Однажды пришли в дом гости, как сейчас помню, готовились к рождению первенца. Меня сняли с образов, я помылся, подсушился и вдруг оказался в тёплой тёмной бане, пахло берёзовым листом, хвоей, кто-то рядом громко дышал.

– Ой, куда это вы меня принесли? Я не привык к темноте, несите меня обратно, – как всегда, меня не услышали.

«Ну я вам сейчас покажу, – подумал я, – буду жёстким, грубым, узнают, как относиться ко мне непочтительно!»

Вдруг я услышал крик младенца, всё во мне заволновалось, мои ниточки размякли и приняли в свои объятия красного, сморщенного, голосящего от страха мальчишку. Я почувствовал, как трепетала завёрнутая в меня новая жизнь, видел счастливые глаза хозяйки, ставшей матерью, и разделял с ней эту радость.

Пришли в баню отец, бабка с дедом, все старались подержать на руках верещавшего малыша, завёрнутого в меня.
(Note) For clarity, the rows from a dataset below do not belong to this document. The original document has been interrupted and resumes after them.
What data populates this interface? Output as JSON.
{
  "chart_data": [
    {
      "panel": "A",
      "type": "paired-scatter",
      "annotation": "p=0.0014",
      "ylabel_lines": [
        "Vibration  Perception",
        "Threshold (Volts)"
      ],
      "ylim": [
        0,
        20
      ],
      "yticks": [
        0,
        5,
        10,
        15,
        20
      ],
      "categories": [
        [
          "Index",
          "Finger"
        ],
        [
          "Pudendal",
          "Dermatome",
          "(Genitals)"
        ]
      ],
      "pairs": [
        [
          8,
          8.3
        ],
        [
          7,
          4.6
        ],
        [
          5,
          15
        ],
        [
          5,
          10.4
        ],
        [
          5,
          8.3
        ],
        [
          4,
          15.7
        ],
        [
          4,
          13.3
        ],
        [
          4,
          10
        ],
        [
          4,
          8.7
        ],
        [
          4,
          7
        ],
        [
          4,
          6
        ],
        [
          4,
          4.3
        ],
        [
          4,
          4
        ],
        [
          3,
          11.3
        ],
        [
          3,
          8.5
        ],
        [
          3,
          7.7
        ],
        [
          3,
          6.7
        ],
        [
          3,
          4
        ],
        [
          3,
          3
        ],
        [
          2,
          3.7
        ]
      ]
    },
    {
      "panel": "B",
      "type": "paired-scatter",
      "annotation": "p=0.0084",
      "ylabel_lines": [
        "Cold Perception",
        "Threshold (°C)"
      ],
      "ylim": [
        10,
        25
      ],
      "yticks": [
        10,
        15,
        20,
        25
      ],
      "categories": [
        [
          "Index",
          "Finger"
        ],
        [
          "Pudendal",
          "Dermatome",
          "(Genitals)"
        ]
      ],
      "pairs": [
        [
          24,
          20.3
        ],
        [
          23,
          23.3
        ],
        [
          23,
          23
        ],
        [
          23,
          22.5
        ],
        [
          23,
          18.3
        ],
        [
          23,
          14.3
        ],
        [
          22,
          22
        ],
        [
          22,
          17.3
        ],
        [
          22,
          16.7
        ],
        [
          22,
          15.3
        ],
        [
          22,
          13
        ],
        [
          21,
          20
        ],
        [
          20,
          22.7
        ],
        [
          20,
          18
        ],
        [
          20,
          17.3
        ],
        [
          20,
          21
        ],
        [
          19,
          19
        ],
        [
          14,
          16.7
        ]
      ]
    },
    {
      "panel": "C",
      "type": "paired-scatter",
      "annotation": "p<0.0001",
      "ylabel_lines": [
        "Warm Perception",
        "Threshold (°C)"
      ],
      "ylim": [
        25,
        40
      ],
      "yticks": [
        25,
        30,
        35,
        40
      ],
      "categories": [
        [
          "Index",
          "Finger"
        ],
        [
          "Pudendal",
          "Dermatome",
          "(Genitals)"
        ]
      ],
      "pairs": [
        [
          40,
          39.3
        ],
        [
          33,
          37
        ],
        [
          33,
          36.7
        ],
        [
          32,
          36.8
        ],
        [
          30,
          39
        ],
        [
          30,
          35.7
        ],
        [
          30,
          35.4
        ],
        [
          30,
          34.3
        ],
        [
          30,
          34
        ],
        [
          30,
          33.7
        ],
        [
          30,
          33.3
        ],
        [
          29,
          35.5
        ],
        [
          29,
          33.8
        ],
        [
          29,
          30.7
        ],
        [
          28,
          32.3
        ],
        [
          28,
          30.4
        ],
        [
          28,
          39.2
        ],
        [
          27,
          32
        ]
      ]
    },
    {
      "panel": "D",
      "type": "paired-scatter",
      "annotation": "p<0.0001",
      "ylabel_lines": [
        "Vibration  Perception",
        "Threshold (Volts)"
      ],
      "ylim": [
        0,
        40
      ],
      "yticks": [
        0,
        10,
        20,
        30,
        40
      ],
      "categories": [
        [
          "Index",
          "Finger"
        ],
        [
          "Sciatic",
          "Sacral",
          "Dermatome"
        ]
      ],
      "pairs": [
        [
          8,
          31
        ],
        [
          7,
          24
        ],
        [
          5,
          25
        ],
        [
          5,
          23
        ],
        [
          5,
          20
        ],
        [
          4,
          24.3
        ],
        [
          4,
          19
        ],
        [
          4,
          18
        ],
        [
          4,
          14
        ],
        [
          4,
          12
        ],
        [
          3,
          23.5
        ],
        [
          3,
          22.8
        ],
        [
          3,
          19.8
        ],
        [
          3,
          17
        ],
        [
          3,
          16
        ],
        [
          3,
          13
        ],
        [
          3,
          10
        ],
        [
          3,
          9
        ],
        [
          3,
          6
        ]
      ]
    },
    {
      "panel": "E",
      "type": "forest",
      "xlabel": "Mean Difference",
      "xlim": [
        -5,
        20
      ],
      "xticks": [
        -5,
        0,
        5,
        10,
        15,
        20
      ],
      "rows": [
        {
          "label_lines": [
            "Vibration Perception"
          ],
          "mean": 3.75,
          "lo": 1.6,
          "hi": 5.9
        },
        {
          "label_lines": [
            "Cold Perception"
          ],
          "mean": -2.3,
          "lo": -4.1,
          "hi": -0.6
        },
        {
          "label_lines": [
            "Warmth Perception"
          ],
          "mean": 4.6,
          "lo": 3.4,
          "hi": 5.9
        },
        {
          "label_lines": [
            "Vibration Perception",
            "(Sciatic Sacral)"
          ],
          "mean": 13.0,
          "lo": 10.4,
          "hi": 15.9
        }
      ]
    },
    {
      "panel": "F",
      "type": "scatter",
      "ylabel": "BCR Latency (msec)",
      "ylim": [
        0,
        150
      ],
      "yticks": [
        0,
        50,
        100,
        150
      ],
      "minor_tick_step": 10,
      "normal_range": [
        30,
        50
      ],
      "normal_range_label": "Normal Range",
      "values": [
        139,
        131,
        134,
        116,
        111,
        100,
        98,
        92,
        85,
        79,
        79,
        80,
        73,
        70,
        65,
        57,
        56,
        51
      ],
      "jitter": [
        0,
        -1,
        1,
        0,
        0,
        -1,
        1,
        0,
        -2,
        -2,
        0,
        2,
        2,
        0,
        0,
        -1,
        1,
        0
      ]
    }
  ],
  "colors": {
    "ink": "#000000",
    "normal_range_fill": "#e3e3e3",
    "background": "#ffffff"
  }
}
Я нежно обнимал его, баюкал, шептал ему на ушко.

– Смотрите, – сказала бабка, держа икону, – холст-то как его успокоил, что значит намоленный.

С тех пор стало семейной традицией: каждого ребёнка после обмывания, заворачивать в моё льняное полотно. Я согревал малыша, шепча ему: «Живи… Пусть стучит твоё сердечко, наполняются силой и растут твои ручки и ножки».

В ту пору много детей рождалось у крестьян, но не все они вырастали, многие умирали в младенчестве, поэтому я и старался дать им силу, у меня это получалось. Десять детей выросли в семье и стали взрослыми, и в этом есть моя заслуга. Вместе с мамой и бабушкой я участвовал в купании, врачевании ребятишек.

Полежу за образами, а как понесут меня мыть, да сушить в баню – знаю, сейчас ещё один горластый на свет появится. Я даже по весу научился определять, в кого пошёл ребёнок: если лёгонький да маленький, значит в хозяйку мою, хлопотунью-воробышка, а если басистый да большой, то в хозяина-кузнеца.

Дети росли, помогали родителям с хозяйством. Прошло два года с рождения последней малышки в тысяча девятьсот пятнадцатом году, и началась какая то смута в деревне, все суетятся, спорят.

– Мамаша, велели снять иконы в доме, уберите их хотя бы из переднего угла!

Вот тебе и на, сколько лет я верой и правдой служил, в почётном углу висел, а теперь и меня вместе с иконами убрать в сундук?

– Руки прочь от меня, не трогать! – кричу я, но люди остались глухи к моим воплям.

Повесили меня рядом с умывальником, на крутом коровьем роге. Я сначала возмущался, был твёрдым, грубым.

– Я почётное полотенце, нечего тянуть ко мне свои руки! Тряпок, что ли, вам мало для вытирания?